“O ponto onde as pessoas que estudam a desinformação mais tendem a discordar é se precisamos ou não de uma regulação mais forte”, sublinhou a cientista, que, embora reconheça a existência de “muitas preocupações relacionadas com a censura e com limites para a partilha de dados”, defende a atualização da legislação, tal como aconteceu nas revoluções industriais.
Intervindo no seminário “Ameaças Híbridas, incluindo Desinformação", organizado pelo Ministério dos Negócios Estrangeiros e pelo Serviço de Informações de Segurança (SIS), Joana Gomes de Sá considerou que “sem a regulação, provavelmente ainda existiria trabalho infantil”, pelo que é necessário compreender que a sociedade está perante “uma nova revolução e que a legislação deve ser atualizada”.
Para a cientista, o combate à desinformação não passa por “largar completamente estas ferramentas”, como as redes sociais, mas pela utilização “de forma ética” das mesmas, tendo em conta que não são os robôs destas tecnologias que partilham informação, mas sim os seres humanos, “que têm preferência pela desinformação”.
“Quanto mais surpreendentes forem os títulos das notícias, maior será o número de partilhas” nas redes sociais, apontou a investigadora considerando que esta é “uma característica humana”, tendo em conta vários estudos que têm vindo a ser publicados com base na dimensão demográfica das pessoas que partilham desinformação.
No seu estudo, a investigadora do Instituto Gulbenkian de Ciência (IGC) aposta numa “abordagem mais conceptual”, segundo a qual se chegou à conclusão de que as pessoas têm tendência a “maximizar a confiança” no seu conhecimento no sentido de “tentar ter menos incertezas” na sua vida.

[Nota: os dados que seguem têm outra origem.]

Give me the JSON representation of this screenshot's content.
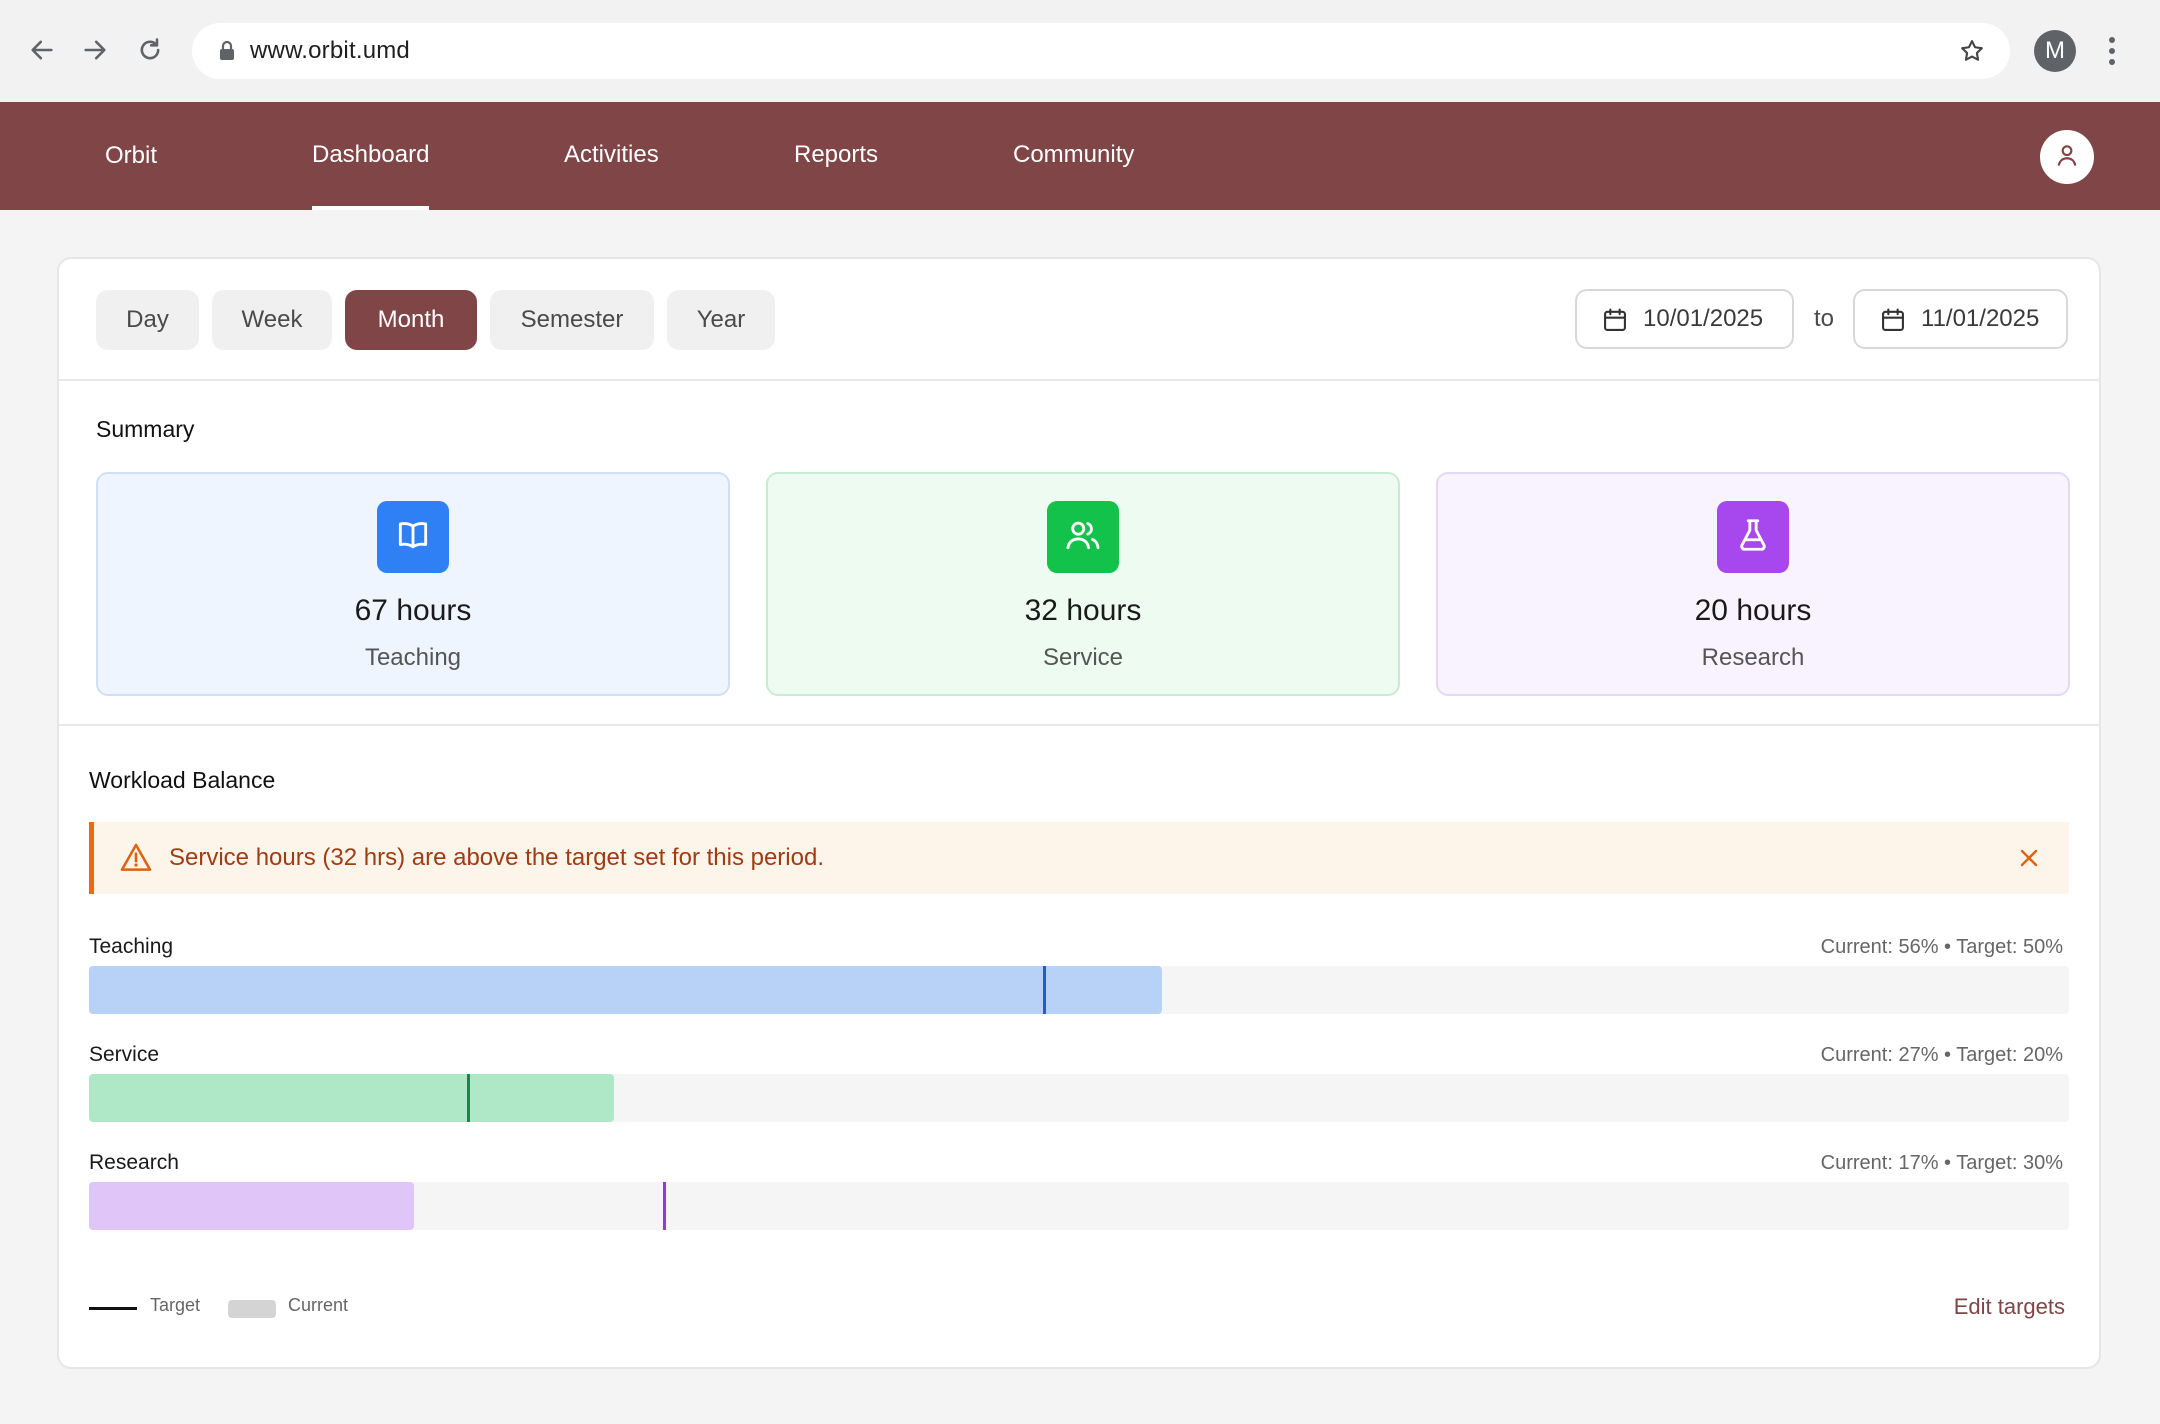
{
  "browser": {
    "url": "www.orbit.umd",
    "profile_initial": "M"
  },
  "app": {
    "brand": "Orbit",
    "nav": [
      {
        "label": "Dashboard",
        "active": true
      },
      {
        "label": "Activities"
      },
      {
        "label": "Reports"
      },
      {
        "label": "Community"
      }
    ]
  },
  "toolbar": {
    "periods": [
      "Day",
      "Week",
      "Month",
      "Semester",
      "Year"
    ],
    "selected_period": "Month",
    "date_from": "10/01/2025",
    "to_label": "to",
    "date_to": "11/01/2025"
  },
  "summary": {
    "title": "Summary",
    "cards": [
      {
        "value": "67 hours",
        "label": "Teaching",
        "icon": "book-icon",
        "tile_color": "#2f7ff5",
        "bg": "#eef5fe",
        "border": "#cfe0f6"
      },
      {
        "value": "32 hours",
        "label": "Service",
        "icon": "users-icon",
        "tile_color": "#12c24a",
        "bg": "#edfbf1",
        "border": "#c7ecd3"
      },
      {
        "value": "20 hours",
        "label": "Research",
        "icon": "flask-icon",
        "tile_color": "#a747ee",
        "bg": "#f8f3fe",
        "border": "#e6d8f4"
      }
    ]
  },
  "workload": {
    "title": "Workload Balance",
    "alert": "Service hours (32 hrs) are above the target set for this period.",
    "bars": [
      {
        "label": "Teaching",
        "meta": "Current: 56% • Target: 50%",
        "current_fraction": 0.542,
        "target_fraction": 0.482,
        "fill": "#b7d1f7",
        "marker": "#1f5fbf"
      },
      {
        "label": "Service",
        "meta": "Current: 27% • Target: 20%",
        "current_fraction": 0.265,
        "target_fraction": 0.191,
        "fill": "#afe8c6",
        "marker": "#15894a"
      },
      {
        "label": "Research",
        "meta": "Current: 17% • Target: 30%",
        "current_fraction": 0.164,
        "target_fraction": 0.29,
        "fill": "#e0c5f8",
        "marker": "#8a3fd6"
      }
    ],
    "legend_target": "Target",
    "legend_current": "Current",
    "edit_link": "Edit targets"
  }
}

“Nós subestimamos o quanto sabemos na verdade e esta confiança é possivelmente a razão que leva alguém ao Twitter em vez de ir procurar por coronavírus na ‘Wikipedia’, porque entende que o seu nível de conhecimento sobre o assunto não é suficiente”, explicou, a título de exemplo.

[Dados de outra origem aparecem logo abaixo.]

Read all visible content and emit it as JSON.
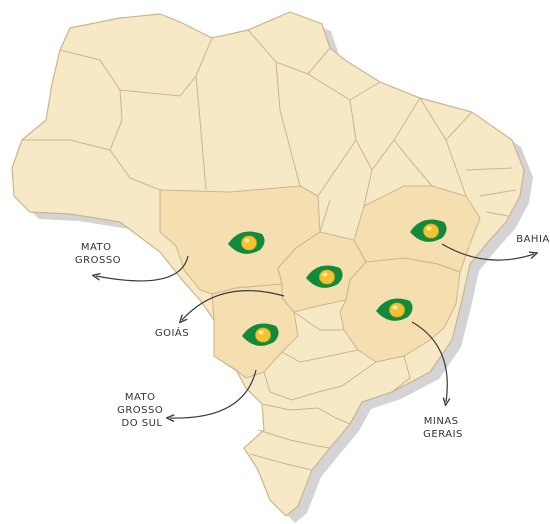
{
  "map": {
    "colors": {
      "land": "#f8e9c6",
      "highlight": "#f5dfb1",
      "border": "#c9b68f",
      "shadow": "#cfcfcf",
      "arrow": "#3a3a3a",
      "marker_green": "#118a3b",
      "marker_yellow": "#f2c230"
    },
    "labels": {
      "mato_grosso": [
        "MATO",
        "GROSSO"
      ],
      "goias": [
        "GOIÁS"
      ],
      "mato_grosso_do_sul": [
        "MATO",
        "GROSSO",
        "DO SUL"
      ],
      "minas_gerais": [
        "MINAS",
        "GERAIS"
      ],
      "bahia": [
        "BAHIA"
      ]
    },
    "markers": [
      {
        "state": "mato_grosso",
        "icon": "green-eye-marker-icon"
      },
      {
        "state": "goias",
        "icon": "green-eye-marker-icon"
      },
      {
        "state": "mato_grosso_do_sul",
        "icon": "green-eye-marker-icon"
      },
      {
        "state": "minas_gerais",
        "icon": "green-eye-marker-icon"
      },
      {
        "state": "bahia",
        "icon": "green-eye-marker-icon"
      }
    ]
  }
}
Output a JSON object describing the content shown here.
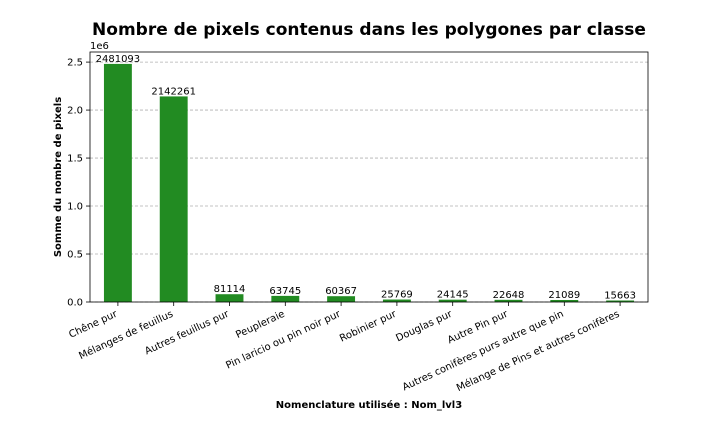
{
  "chart_data": {
    "type": "bar",
    "title": "Nombre de pixels contenus dans les polygones par classe",
    "xlabel": "Nomenclature utilisée : Nom_lvl3",
    "ylabel": "Somme du nombre de pixels",
    "scale_label": "1e6",
    "categories": [
      "Chêne pur",
      "Mélanges de feuillus",
      "Autres feuillus pur",
      "Peupleraie",
      "Pin laricio ou pin noir pur",
      "Robinier pur",
      "Douglas pur",
      "Autre Pin pur",
      "Autres conifères purs autre que pin",
      "Mélange de Pins et autres conifères"
    ],
    "values": [
      2481093,
      2142261,
      81114,
      63745,
      60367,
      25769,
      24145,
      22648,
      21089,
      15663
    ],
    "data_labels": [
      "2481093",
      "2142261",
      "81114",
      "63745",
      "60367",
      "25769",
      "24145",
      "22648",
      "21089",
      "15663"
    ],
    "yticks": [
      0,
      500000,
      1000000,
      1500000,
      2000000,
      2500000
    ],
    "ytick_labels": [
      "0.0",
      "0.5",
      "1.0",
      "1.5",
      "2.0",
      "2.5"
    ],
    "ylim": [
      0,
      2605148
    ],
    "bar_color": "#228b22",
    "grid": "horizontal dashed",
    "legend": "none"
  }
}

Embora reconheça que “a desinformação não é um fenómeno novo”, dado que “sempre existiram mentiras com propósitos políticos ou comerciais”, a verdade é que “a revolução digital está a torná-la mais perigosa”, sobretudo devido aos algoritmos.
Utilizando a ferramenta de pesquisa do Google como exemplo, a cientista explicou que as pessoas estão a “perguntar ao Google coisas que perguntariam aos amigos mais próximos ou mesmo à família”.
“Estamos a partilhar imensa informação sobre os nossos medos, as nossas preocupações, sobre os nossos interesses, e que é informação muito sensível que nos expõe aos algoritmos, que selecionam depois o que queremos ver a seguir”, explicou, daí que seja necessário, na sua perspetiva, recorrer a uma regulação mais forte para combater a desinformação.
Já Francisco Goiana e Francisco de Abreu Duarte, ambos conselheiros da Organização Mundial de Saúde, consideram que a solução passa por “estabelecer um diálogo entre governos, indústria civil e sociedade civil” para combater, sobretudo, a desinformação de saúde.
A União Europeia (UE) “está a fazer um trabalho fantástico” neste domínio, salientou Francisco de Abreu Duarte, especialista em Direito, apontando, a título de exemplo, o plano de ação que considera “muito interessante” sobre o combate à desinformação online lançado em 2018, a criação do Observatório Social para a Desinformação e Análise das Redes Sociais e, mais recentemente, a Lei dos Serviços Digitais e a Lei dos Mercados Digitais, que preveem a proteção dos utilizadores de plataformas online.
O seminário virtual “Ameaças Híbridas, incluindo Desinformação", organizado no âmbito da presidência portuguesa do Conselho da UE, tem como objetivo encorajar a reflexão em torno da temática da desinformação, da sua influência sobre as sociedades democráticas, das formas de combate a esta ameaça e dos métodos para a sua deteção e mitigação.